The Vehicle

Team Cornell’s selection of the 2007 Chevy Tahoe and its subsequent conversion for autonomous operation were driven by two primary design requirements: responsiveness and reliability. The system must be quick to respond, without additional time delays and sluggishness beyond even a human’s reflexes. The platform must be reliable because the DUC development cycle is too short to tolerate considerable down-time for vehicle repairs. Team Cornell addressed these two primary requirements with a design consisting of four components: the vehicle chassis, the power subsystem, the actuation, and packaging.
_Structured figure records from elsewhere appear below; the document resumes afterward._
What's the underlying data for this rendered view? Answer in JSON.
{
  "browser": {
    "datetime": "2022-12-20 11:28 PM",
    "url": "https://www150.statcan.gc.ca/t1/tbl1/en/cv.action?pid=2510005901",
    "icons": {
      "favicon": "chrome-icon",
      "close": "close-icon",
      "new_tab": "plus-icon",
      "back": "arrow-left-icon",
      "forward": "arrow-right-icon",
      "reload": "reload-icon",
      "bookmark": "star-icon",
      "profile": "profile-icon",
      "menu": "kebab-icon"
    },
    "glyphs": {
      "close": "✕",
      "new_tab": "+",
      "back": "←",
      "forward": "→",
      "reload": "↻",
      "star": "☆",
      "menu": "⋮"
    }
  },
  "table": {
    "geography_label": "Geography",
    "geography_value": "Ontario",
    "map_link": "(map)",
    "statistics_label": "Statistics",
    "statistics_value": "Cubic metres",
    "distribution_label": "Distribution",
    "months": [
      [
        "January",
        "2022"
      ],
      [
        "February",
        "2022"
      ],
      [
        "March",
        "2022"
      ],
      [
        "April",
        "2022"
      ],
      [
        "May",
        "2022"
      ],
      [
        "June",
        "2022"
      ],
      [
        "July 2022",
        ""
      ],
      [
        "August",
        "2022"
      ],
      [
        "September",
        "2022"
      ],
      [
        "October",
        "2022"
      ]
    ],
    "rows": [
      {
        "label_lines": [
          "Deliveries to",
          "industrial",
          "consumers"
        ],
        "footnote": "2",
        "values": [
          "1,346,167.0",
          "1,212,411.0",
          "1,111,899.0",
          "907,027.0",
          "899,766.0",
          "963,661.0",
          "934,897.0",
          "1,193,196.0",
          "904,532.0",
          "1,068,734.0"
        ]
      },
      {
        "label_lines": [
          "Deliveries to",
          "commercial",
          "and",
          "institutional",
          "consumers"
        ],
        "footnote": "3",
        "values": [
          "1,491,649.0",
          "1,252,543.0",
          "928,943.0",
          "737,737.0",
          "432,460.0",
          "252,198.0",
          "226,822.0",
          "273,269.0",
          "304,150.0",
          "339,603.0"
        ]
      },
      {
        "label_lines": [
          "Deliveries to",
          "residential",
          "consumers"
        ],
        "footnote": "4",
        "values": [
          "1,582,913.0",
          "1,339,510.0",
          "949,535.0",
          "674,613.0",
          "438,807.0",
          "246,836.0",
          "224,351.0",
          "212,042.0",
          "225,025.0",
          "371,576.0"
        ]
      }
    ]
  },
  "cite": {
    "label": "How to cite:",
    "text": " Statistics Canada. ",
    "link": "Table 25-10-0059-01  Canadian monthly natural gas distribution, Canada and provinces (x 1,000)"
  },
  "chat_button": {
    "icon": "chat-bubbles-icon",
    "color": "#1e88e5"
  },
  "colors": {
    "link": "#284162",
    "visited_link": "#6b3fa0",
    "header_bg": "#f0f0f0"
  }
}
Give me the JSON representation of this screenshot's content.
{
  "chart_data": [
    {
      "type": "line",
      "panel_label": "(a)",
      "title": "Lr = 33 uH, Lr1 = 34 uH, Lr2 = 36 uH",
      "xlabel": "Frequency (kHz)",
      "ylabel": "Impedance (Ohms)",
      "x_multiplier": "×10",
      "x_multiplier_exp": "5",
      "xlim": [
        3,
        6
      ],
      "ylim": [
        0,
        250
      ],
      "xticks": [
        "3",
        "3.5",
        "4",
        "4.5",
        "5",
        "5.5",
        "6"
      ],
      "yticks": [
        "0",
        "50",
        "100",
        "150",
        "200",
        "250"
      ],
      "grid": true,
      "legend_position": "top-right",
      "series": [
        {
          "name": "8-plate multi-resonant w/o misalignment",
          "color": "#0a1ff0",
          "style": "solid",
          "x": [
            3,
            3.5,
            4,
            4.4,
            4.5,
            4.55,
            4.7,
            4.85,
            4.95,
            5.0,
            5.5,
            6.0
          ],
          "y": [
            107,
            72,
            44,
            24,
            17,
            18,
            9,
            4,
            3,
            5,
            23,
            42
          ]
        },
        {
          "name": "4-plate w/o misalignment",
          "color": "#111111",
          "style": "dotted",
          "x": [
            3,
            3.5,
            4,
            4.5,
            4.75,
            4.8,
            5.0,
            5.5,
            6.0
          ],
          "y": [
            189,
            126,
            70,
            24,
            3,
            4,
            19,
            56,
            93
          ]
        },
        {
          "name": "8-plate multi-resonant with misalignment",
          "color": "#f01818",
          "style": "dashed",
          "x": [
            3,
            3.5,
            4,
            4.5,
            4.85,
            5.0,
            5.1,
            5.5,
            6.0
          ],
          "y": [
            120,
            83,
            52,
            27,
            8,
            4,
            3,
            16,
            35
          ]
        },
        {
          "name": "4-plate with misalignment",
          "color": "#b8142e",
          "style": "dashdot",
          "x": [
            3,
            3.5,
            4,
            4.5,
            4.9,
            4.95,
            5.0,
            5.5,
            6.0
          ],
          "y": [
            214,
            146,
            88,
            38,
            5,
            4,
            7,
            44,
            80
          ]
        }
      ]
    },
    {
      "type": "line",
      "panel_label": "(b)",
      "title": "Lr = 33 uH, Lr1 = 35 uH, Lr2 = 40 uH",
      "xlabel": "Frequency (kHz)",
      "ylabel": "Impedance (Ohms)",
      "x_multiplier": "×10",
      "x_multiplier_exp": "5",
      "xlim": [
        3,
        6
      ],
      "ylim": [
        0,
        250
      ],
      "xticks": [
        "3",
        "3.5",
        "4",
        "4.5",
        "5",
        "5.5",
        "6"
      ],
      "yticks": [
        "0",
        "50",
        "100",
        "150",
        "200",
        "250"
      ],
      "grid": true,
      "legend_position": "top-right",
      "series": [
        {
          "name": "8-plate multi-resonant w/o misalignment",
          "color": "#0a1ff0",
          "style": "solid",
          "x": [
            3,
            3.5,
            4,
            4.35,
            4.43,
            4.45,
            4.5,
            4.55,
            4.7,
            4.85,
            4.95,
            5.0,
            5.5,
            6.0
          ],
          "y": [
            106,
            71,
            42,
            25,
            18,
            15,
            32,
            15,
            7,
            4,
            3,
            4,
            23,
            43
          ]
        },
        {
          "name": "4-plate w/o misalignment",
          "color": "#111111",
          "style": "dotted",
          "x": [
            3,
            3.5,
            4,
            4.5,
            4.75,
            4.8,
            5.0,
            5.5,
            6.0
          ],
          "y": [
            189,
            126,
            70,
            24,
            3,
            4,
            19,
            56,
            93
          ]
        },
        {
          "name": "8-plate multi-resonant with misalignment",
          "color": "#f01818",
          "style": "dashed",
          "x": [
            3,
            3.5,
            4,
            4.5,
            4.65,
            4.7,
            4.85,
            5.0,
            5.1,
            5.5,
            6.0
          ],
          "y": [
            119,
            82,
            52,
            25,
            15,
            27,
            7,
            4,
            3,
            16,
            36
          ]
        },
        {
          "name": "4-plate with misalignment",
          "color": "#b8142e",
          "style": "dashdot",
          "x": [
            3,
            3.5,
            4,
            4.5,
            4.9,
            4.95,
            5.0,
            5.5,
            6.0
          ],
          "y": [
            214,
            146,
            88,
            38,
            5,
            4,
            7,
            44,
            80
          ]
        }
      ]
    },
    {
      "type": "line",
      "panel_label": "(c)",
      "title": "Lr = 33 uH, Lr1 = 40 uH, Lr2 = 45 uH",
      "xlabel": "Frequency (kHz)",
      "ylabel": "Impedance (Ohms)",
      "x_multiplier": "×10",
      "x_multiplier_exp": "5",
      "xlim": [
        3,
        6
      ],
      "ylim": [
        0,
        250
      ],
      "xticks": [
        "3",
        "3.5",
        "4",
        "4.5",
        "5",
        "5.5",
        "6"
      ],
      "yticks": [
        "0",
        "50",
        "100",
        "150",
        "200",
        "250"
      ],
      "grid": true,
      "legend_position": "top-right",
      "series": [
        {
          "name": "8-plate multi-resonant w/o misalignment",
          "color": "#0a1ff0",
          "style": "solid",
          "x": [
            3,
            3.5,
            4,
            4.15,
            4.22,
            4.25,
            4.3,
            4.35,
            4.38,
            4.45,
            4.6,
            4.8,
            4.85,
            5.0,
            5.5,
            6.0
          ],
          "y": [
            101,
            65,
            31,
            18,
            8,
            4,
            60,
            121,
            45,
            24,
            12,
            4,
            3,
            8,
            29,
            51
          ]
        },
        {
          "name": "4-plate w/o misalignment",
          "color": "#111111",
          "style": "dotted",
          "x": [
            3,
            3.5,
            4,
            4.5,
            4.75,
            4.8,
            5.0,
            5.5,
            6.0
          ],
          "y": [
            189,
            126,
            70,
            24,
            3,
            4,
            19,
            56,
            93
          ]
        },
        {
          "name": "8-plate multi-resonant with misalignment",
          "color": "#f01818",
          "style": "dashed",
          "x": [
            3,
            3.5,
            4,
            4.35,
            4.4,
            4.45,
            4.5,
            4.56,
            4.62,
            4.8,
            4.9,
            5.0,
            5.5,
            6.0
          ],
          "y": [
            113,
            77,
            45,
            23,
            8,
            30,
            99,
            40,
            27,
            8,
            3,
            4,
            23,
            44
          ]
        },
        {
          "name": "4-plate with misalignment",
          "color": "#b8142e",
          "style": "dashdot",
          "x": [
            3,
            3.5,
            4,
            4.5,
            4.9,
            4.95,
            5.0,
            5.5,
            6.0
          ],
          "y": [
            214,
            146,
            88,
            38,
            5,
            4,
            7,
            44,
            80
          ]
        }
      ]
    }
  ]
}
The most significant decision affecting Team Cornell’s development cycle was the choice to design and build the actuation scheme in house, for converting the Tahoe to drive-by-wire operation. This decision was made after an extensive review of performance specifications, costs, and features of commercially available solutions. Team Cornell’s relationship with Moog Aerospace allowed the team to obtain actuators at no cost, and the knowledge and feasibility of repairing an in house system far outweighed the time spent designing the system. Once Team Cornell decided to develop the vehicle actuation in house, a set of design specifications was created based on an analysis of the most demanding maneuvers the Tahoe might experience during the DUC. As a result of this actuation design, the evasive capabilities of the Tahoe are limited only by the Tahoe itself, not by the physical limitations of its actuators.

Each component of the Tahoe – chassis, power, actuation, and packaging – has been implemented in the final competition vehicle, which has logged hundreds of miles of driving.